Antisemitisme stak de kop op en vanaf het moment dat de pest uitbrak – de Zwarte Dood van 1347-1348 – nam het barbaarse vormen aan. Joden kregen van alles de schuld. Behalve de afkeer die christenen uitten jegens de joden als belastinginners en geldschieters die in hun ogen woekerrentes rekenden, beschuldigden zij hen er ook van de pest te hebben veroorzaakt door bronnen te vergiftigen. Maar voor de staat vormden de joden een te gewichtige groep om hen te laten vallen. Zij waren belangrijke financiers en vervulden een nuttige rol in de bureaucratie. En zo werd de positie van de joden sterk afhankelijk van de kracht van de monarchie.

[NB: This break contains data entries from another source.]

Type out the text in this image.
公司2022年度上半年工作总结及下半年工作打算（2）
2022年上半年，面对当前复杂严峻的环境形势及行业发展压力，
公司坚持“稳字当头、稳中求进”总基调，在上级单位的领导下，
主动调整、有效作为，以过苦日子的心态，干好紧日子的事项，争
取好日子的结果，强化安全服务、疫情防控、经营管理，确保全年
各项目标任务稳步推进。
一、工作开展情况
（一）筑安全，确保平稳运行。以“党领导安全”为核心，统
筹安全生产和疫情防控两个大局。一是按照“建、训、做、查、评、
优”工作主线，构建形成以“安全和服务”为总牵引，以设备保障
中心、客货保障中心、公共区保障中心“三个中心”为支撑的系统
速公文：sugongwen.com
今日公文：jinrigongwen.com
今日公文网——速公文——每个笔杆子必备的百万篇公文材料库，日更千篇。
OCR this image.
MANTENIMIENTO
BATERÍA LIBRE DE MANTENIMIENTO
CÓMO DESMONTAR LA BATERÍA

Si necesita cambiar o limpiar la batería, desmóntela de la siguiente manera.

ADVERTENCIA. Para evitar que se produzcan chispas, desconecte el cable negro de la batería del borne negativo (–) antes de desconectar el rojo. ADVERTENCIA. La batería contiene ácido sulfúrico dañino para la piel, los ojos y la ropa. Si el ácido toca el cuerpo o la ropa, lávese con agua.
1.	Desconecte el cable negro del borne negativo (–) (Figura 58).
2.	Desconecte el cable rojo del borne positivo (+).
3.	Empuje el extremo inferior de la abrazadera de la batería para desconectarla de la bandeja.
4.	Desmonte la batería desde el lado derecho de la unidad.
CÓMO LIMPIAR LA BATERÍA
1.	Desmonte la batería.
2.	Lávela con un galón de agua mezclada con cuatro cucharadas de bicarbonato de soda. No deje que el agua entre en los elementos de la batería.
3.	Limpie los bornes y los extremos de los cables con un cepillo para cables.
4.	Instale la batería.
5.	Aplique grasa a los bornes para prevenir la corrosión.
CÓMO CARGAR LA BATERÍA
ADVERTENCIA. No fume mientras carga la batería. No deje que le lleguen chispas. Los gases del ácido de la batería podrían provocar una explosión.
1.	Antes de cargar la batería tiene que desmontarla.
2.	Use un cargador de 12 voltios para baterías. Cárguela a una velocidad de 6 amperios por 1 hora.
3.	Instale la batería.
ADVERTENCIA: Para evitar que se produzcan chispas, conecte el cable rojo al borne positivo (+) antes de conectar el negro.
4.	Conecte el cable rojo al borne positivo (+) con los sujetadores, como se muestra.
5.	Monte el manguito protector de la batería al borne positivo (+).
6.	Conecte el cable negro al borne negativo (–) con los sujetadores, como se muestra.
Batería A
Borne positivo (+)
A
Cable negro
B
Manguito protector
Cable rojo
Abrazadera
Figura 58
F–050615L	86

Moord op de joden in Barcelona, 1391
Moord op de joden in Barcelona, 1391
Fernando Martínez, de aartsdeken van Ecija, bij Córdoba, wist het antisemitisme op te zwepen door de jodenhaat vanaf 1378 openlijk van de kansel te prediken. Hem werd, op verzoek van koning Johan I, door de aartsbisschop van Sevilla verzocht zijn toon te matigen, maar tevergeefs. Toen in 1390 zowel de aartsbisschop als de koning overleed en Hendrik III als kind de troon besteeg, verloor het centraal gezag zijn greep op de situatie en sloeg de vlam in de pan. In tal van steden braken oproeren uit, te beginnen in Sevilla, maar later ook in Zaragoza, Barcelona, Lerida, Valencia, Gerona en Mallorca. Het waren primair sociale opstanden, maar men reageerde zich af op de joden. Tallozen werden omgebracht en velen emigreerden of bekeerden zich in arren moede tot het christendom. Alleen in Navarra bleef het rustig en velen vonden daar een toevluchtsoord. De bekeringen hadden een grote invloed op de neergang van de Joodse gemeenschap in Spanje. Niet meer dan 100.000 echte joden bleven over. De autoriteiten van Castilië en Aragón besloten de joden in getto’s op te sluiten, waardoor het politieke en sociale leven voor hen vrijwel onmogelijk werd gemaakt. Maatschappelijk namen de joden rond het midden van de vijftiende eeuw dan ook een uiterst bescheiden plaats in.

Nieuw-christenen

Gaandeweg namen bekeerlingen, conversos, ook aangeduid als nieuw-christenen, de aantrekkelijke maatschappelijke posities in die de standvastige joden hadden moeten opgeven. Maar ook deze sociale opleving was een doorn in het oog van de gevestigde elite, de oud-christenen. Er braken wederom onlusten uit toen het economische slecht ging. Toledo kende een oproer in 1449 en in 1467 was het opnieuw raak. Dit keer was het Córdoba waar het tot een dieptepunt kwam. Toen in 1474 Castilië en in 1479 Aragón in handen kwamen van het katholieke koningspaar Isabella en Ferdinand zagen zij zich geconfronteerd met toenemend antisemitisme. Een antisemitisme dat zich nu ook tegen de conversos keerde, die al dan niet valselijk beschuldigd werden van crypto-judaïsme, het in het geheim blijven belijden van het jodendom. Deze conversos werden door de oud-christenen denigrerend aangeduid als marranos, wat varkens betekent. De marranos werden overigens ook door niet bekeerde joden als verraders en ketters beschouwd.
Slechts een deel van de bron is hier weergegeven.